- Location: Misamis Oriental, Philippines
- Nearest city: Gingoog
- Coordinates: 8°56′37″N 124°51′29″E﻿ / ﻿8.94361°N 124.85806°E
- Area: 66 hectares (160 acres)
- Established: April 11, 1936 (Watershed forest reserve) July 5, 1999 / August 22, 2007 (Protected landscape)
- Governing body: Department of Environment and Natural Resources

= Mimbilisan Protected Landscape =

Protected area in Philippines

The Mimbilisan Protected Landscape is a protected landscape area located in the province of Misamis Oriental in Northern Mindanao in the Philippines. It was established in 1936 to protect the watershed forest surrounding the Mimbilisan Falls (also spelled Milisbilisan Falls) in the municipality of Talisayan declared through Proclamation No. 51 by President Manuel Luis Quezon. It had an initial area of 72 ha and is an important source for Mimbilisan Water System that supplies water to the surrounding communities in eastern Misamis Oriental. In 1999 and again, in 2007, the forest reserve was reestablished as a protected landscape under the National Integrated Protected Areas System with the enactment of Proclamation No. 134 and Republic Act No. 9494. It is one of five declared protected areas of the Philippines in Misamis Oriental.

==Geography==
The Mimbilisan Protected Landscape encompasses an area of 66 ha in the rural villages of Bugdang in Talisayan and Mapua in Balingoan.
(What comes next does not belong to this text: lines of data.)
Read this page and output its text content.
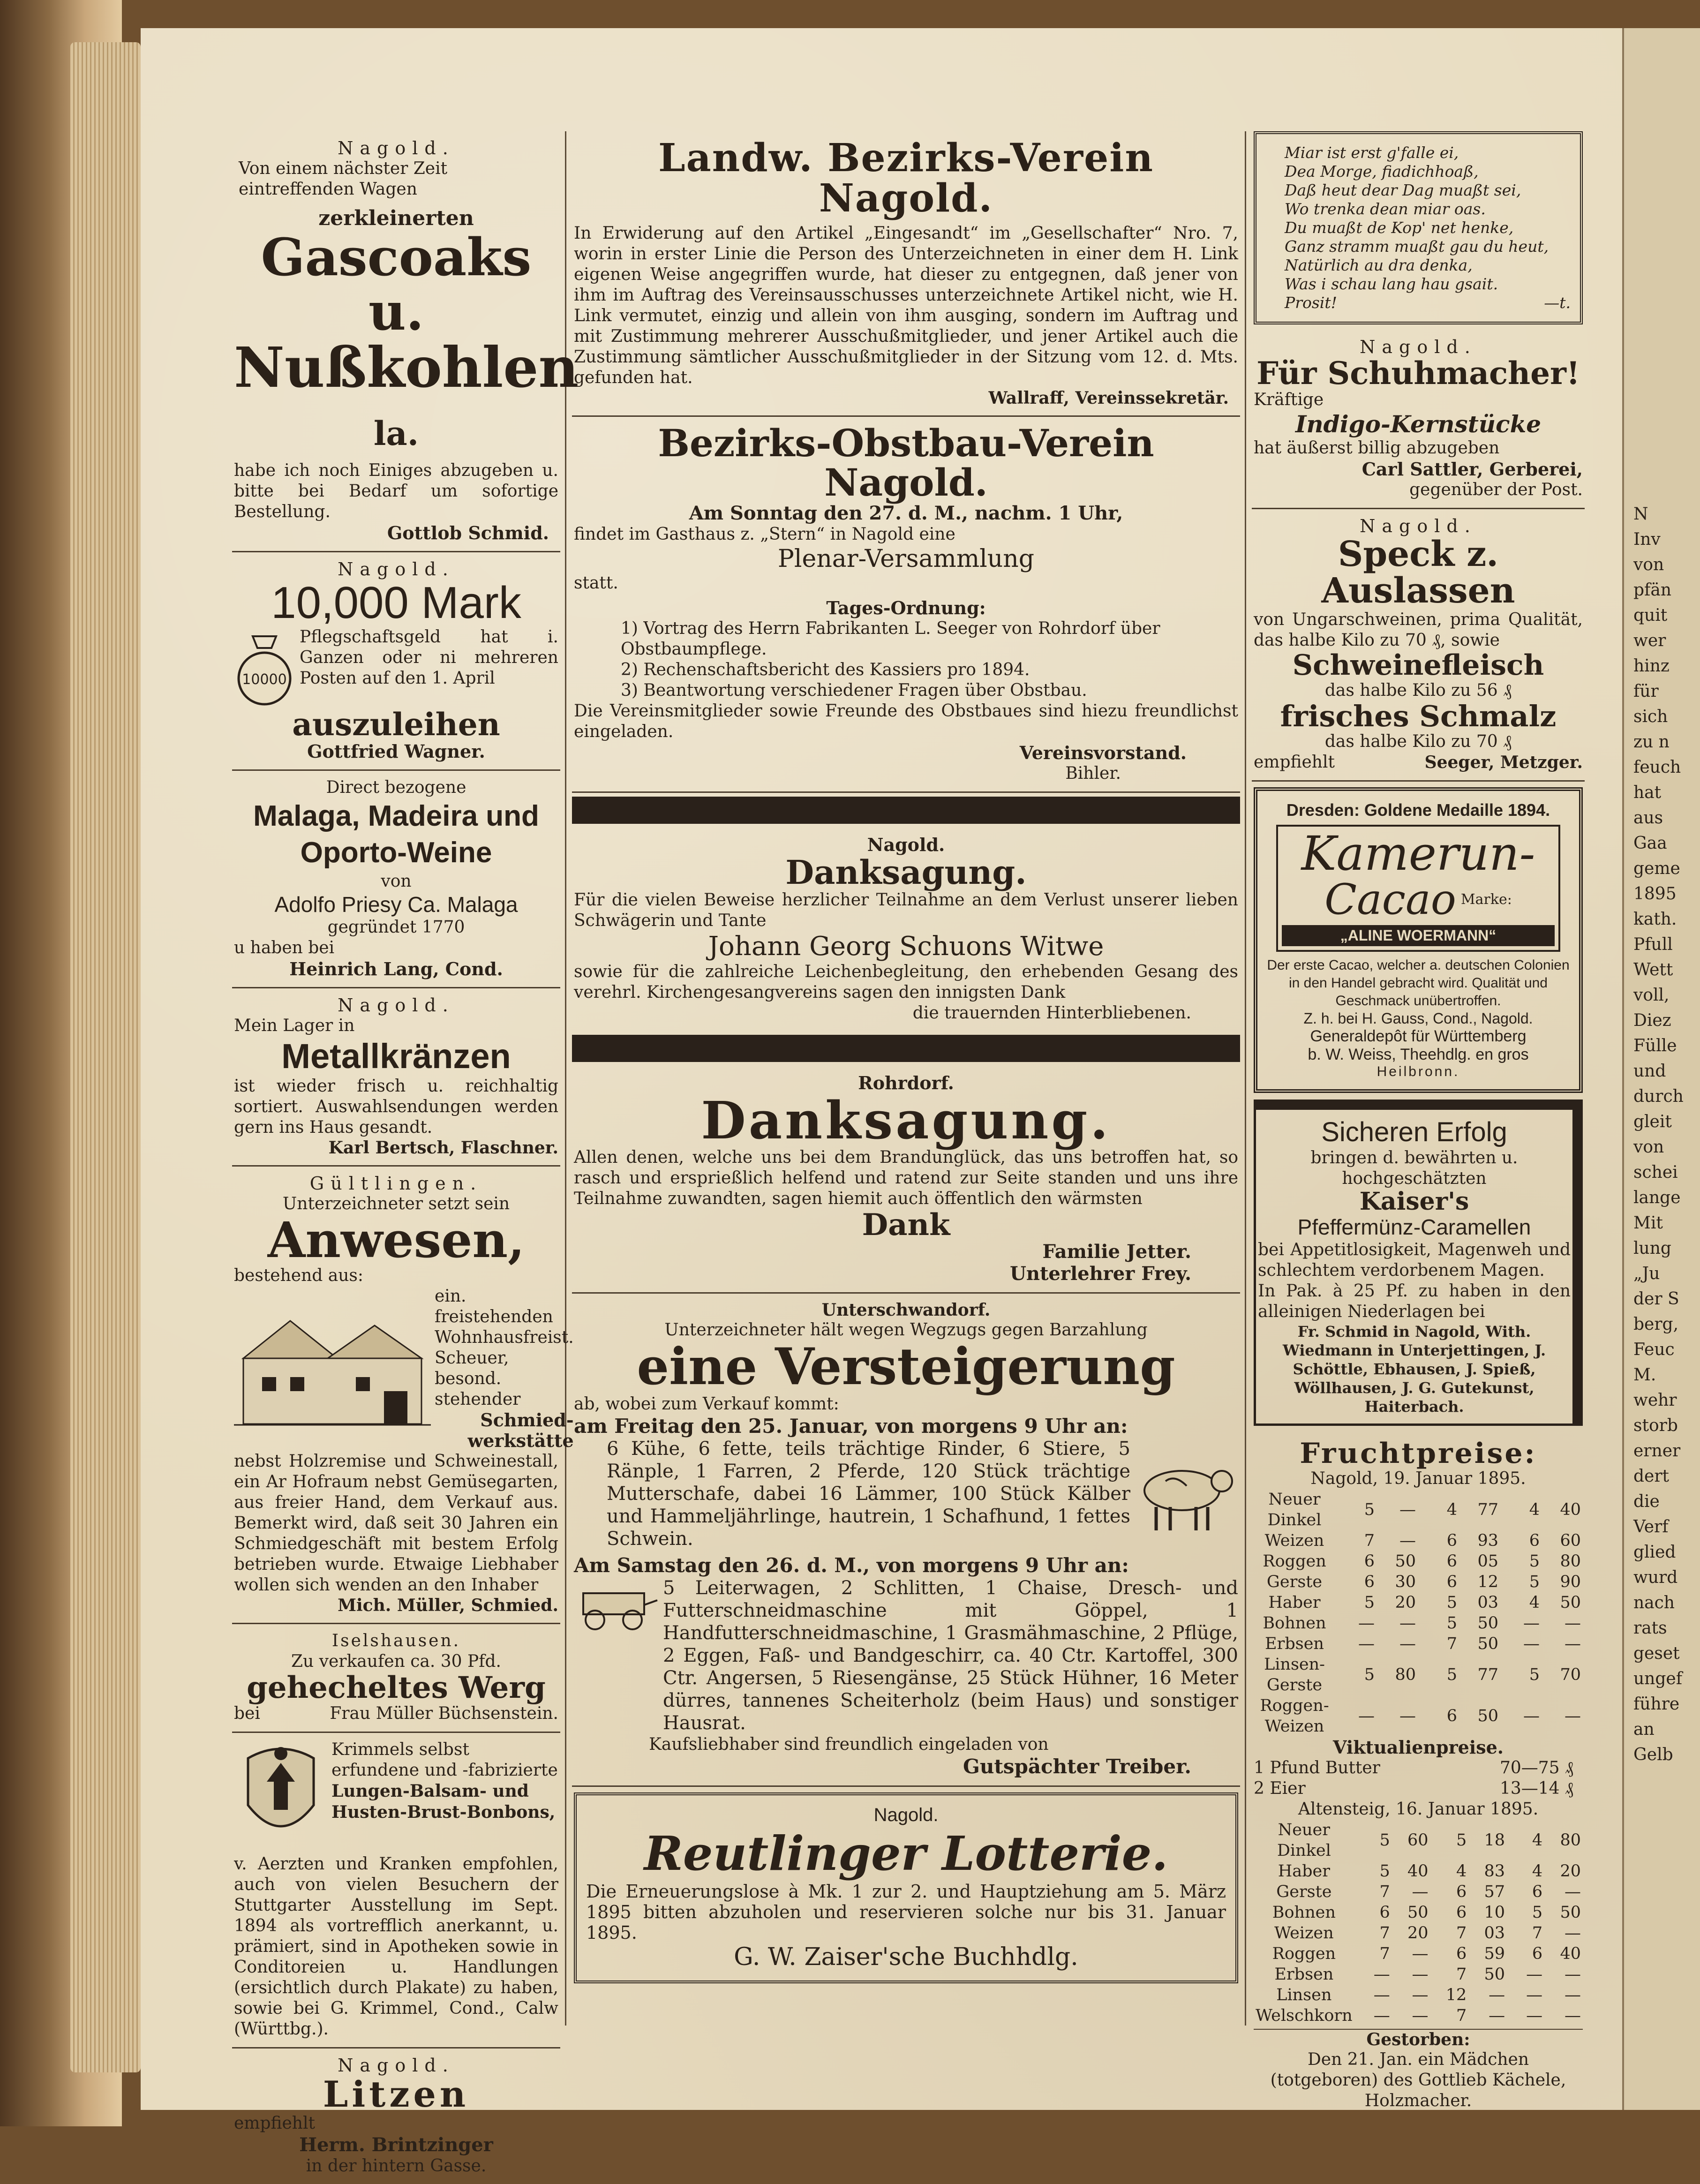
Nagold.
Von einem nächster Zeit eintreffenden Wagen
zerkleinerten
Gascoaks u.
Nußkohlen la.
habe ich noch Einiges abzugeben u. bitte bei Bedarf um sofortige Bestellung.
Gottlob Schmid.
Nagold.
10,000 Mark
10000
Pflegschaftsgeld hat i. Ganzen oder ni mehreren Posten auf den 1. April
auszuleihen
Gottfried Wagner.
Direct bezogene
Malaga, Madeira und
Oporto-Weine
von
Adolfo Priesy Ca. Malaga
gegründet 1770
u haben bei
Heinrich Lang, Cond.
Nagold.
Mein Lager in
Metallkränzen
ist wieder frisch u. reichhaltig sortiert. Auswahlsendungen werden gern ins Haus gesandt.
Karl Bertsch, Flaschner.
Gültlingen.
Unterzeichneter setzt sein
Anwesen,
bestehend aus:
ein. freistehenden Wohnhausfreist. Scheuer, besond. stehender
Schmied-werkstätte
nebst Holzremise und Schweinestall, ein Ar Hofraum nebst Gemüsegarten, aus freier Hand, dem Verkauf aus. Bemerkt wird, daß seit 30 Jahren ein Schmiedgeschäft mit bestem Erfolg betrieben wurde. Etwaige Liebhaber wollen sich wenden an den Inhaber
Mich. Müller, Schmied.
Iselshausen.
Zu verkaufen ca. 30 Pfd.
gehecheltes Werg
bei	Frau Müller Büchsenstein.
Krimmels selbst erfundene und -fabrizierte Lungen-Balsam- und Husten-Brust-Bonbons,
v. Aerzten und Kranken empfohlen, auch von vielen Besuchern der Stuttgarter Ausstellung im Sept. 1894 als vortrefflich anerkannt, u. prämiert, sind in Apotheken sowie in Conditoreien u. Handlungen (ersichtlich durch Plakate) zu haben, sowie bei G. Krimmel, Cond., Calw (Württbg.).
Nagold.
Litzen
empfiehlt
Herm. Brintzinger
in der hintern Gasse.
Landw. Bezirks-Verein Nagold.
In Erwiderung auf den Artikel „Eingesandt“ im „Gesellschafter“ Nro. 7, worin in erster Linie die Person des Unterzeichneten in einer dem H. Link eigenen Weise angegriffen wurde, hat dieser zu entgegnen, daß jener von ihm im Auftrag des Vereinsausschusses unterzeichnete Artikel nicht, wie H. Link vermutet, einzig und allein von ihm ausging, sondern im Auftrag und mit Zustimmung mehrerer Ausschußmitglieder, und jener Artikel auch die Zustimmung sämtlicher Ausschußmitglieder in der Sitzung vom 12. d. Mts. gefunden hat.
Wallraff, Vereinssekretär.
Bezirks-Obstbau-Verein Nagold.
Am Sonntag den 27. d. M., nachm. 1 Uhr,
findet im Gasthaus z. „Stern“ in Nagold eine
Plenar-Versammlung
statt.
Tages-Ordnung:
1) Vortrag des Herrn Fabrikanten L. Seeger von Rohrdorf über Obstbaumpflege.
2) Rechenschaftsbericht des Kassiers pro 1894.
3) Beantwortung verschiedener Fragen über Obstbau.
Die Vereinsmitglieder sowie Freunde des Obstbaues sind hiezu freundlichst eingeladen.
Vereinsvorstand.
Bihler.
Nagold.
Danksagung.
Für die vielen Beweise herzlicher Teilnahme an dem Verlust unserer lieben Schwägerin und Tante
Johann Georg Schuons Witwe
sowie für die zahlreiche Leichenbegleitung, den erhebenden Gesang des verehrl. Kirchengesangvereins sagen den innigsten Dank
die trauernden Hinterbliebenen.
Rohrdorf.
Danksagung.
Allen denen, welche uns bei dem Brandunglück, das uns betroffen hat, so rasch und ersprießlich helfend und ratend zur Seite standen und uns ihre Teilnahme zuwandten, sagen hiemit auch öffentlich den wärmsten
Dank
Familie Jetter.
Unterlehrer Frey.
Unterschwandorf.
Unterzeichneter hält wegen Wegzugs gegen Barzahlung
eine Versteigerung
ab, wobei zum Verkauf kommt:
am Freitag den 25. Januar, von morgens 9 Uhr an:
6 Kühe, 6 fette, teils trächtige Rinder, 6 Stiere, 5 Ränple, 1 Farren, 2 Pferde, 120 Stück trächtige Mutterschafe, dabei 16 Lämmer, 100 Stück Kälber und Hammeljährlinge, hautrein, 1 Schafhund, 1 fettes Schwein.
Am Samstag den 26. d. M., von morgens 9 Uhr an:
5 Leiterwagen, 2 Schlitten, 1 Chaise, Dresch- und Futterschneidmaschine mit Göppel, 1 Handfutterschneidmaschine, 1 Grasmähmaschine, 2 Pflüge, 2 Eggen, Faß- und Bandgeschirr, ca. 40 Ctr. Kartoffel, 300 Ctr. Angersen, 5 Riesengänse, 25 Stück Hühner, 16 Meter dürres, tannenes Scheiterholz (beim Haus) und sonstiger Hausrat.
Kaufsliebhaber sind freundlich eingeladen von
Gutspächter Treiber.
Nagold.
Reutlinger Lotterie.
Die Erneuerungslose à Mk. 1 zur 2. und Hauptziehung am 5. März 1895 bitten abzuholen und reservieren solche nur bis 31. Januar 1895.
G. W. Zaiser'sche Buchhdlg.
Miar ist erst g'falle ei,
Dea Morge, fiadichhoaß,
Daß heut dear Dag muaßt sei,
Wo trenka dean miar oas.
Du muaßt de Kop' net henke,
Ganz stramm muaßt gau du heut,
Natürlich au dra denka,
Was i schau lang hau gsait.
Prosit!	—t.
Nagold.
Für Schuhmacher!
Kräftige
Indigo-Kernstücke
hat äußerst billig abzugeben
Carl Sattler, Gerberei,
gegenüber der Post.
Nagold.
Speck z. Auslassen
von Ungarschweinen, prima Qualität, das halbe Kilo zu 70 ₰, sowie
Schweinefleisch
das halbe Kilo zu 56 ₰
frisches Schmalz
das halbe Kilo zu 70 ₰
empfiehlt	Seeger, Metzger.
Dresden: Goldene Medaille 1894.
Kamerun-
Cacao Marke:
„ALINE WOERMANN“
Der erste Cacao, welcher a. deutschen Colonien in den Handel gebracht wird. Qualität und Geschmack unübertroffen.
Z. h. bei H. Gauss, Cond., Nagold.
Generaldepôt für Württemberg
b. W. Weiss, Theehdlg. en gros
Heilbronn.
Sicheren Erfolg
bringen d. bewährten u. hochgeschätzten
Kaiser's
Pfeffermünz-Caramellen
bei Appetitlosigkeit, Magenweh und schlechtem verdorbenem Magen.
In Pak. à 25 Pf. zu haben in den alleinigen Niederlagen bei
Fr. Schmid in Nagold, With. Wiedmann in Unterjettingen, J. Schöttle, Ebhausen, J. Spieß, Wöllhausen, J. G. Gutekunst, Haiterbach.
Fruchtpreise:
Nagold, 19. Januar 1895.
Neuer Dinkel	5	—	4	77	4	40
Weizen	7	—	6	93	6	60
Roggen	6	50	6	05	5	80
Gerste	6	30	6	12	5	90
Haber	5	20	5	03	4	50
Bohnen	—	—	5	50	—	—
Erbsen	—	—	7	50	—	—
Linsen-Gerste	5	80	5	77	5	70
Roggen-Weizen	—	—	6	50	—	—
Viktualienpreise.
1 Pfund Butter	70—75 ₰
2 Eier	13—14 ₰
Altensteig, 16. Januar 1895.
Neuer Dinkel	5	60	5	18	4	80
Haber	5	40	4	83	4	20
Gerste	7	—	6	57	6	—
Bohnen	6	50	6	10	5	50
Weizen	7	20	7	03	7	—
Roggen	7	—	6	59	6	40
Erbsen	—	—	7	50	—	—
Linsen	—	—	12	—	—	—
Welschkorn	—	—	7	—	—	—
Gestorben:
Den 21. Jan. ein Mädchen (totgeboren) des Gottlieb Kächele, Holzmacher.
N
Inv
von
pfän
quit
wer
hinz
für
sich
zu n
feuch
hat
aus
Gaa
geme
1895
kath.
Pfull
Wett
voll,
Diez
Fülle
und
durch
gleit
von
schei
lange
Mit
lung
„Ju
der S
berg,
Feuc
M.
wehr
storb
erner
dert
die
Verf
glied
wurd
nach
rats
geset
ungef
führe
an
Gelb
It lies in the northern foothills of the Mount Balatukan Range, another declared protected area classified as a natural park which forms the backbone of the Misamis Peninsula. Mount Balatukan contains the headwaters of several rivers and streams that drain the surrounding coastal municipalities from Balingasag to Gingoog and empty into the Bohol Sea. The Talisayan River borders the Mimbilisan park to the east and the Mindocdocan River to the west. It is located 6.2 km south of the Talisayan municipal proper and some 27 km northwest of Gingoog. It is accessible via the Mapua Road in Balingoan and the Butuan–Cagayan de Oro–Iligan Road from the region's capital and largest city Cagayan de Oro located some 86 km southeast.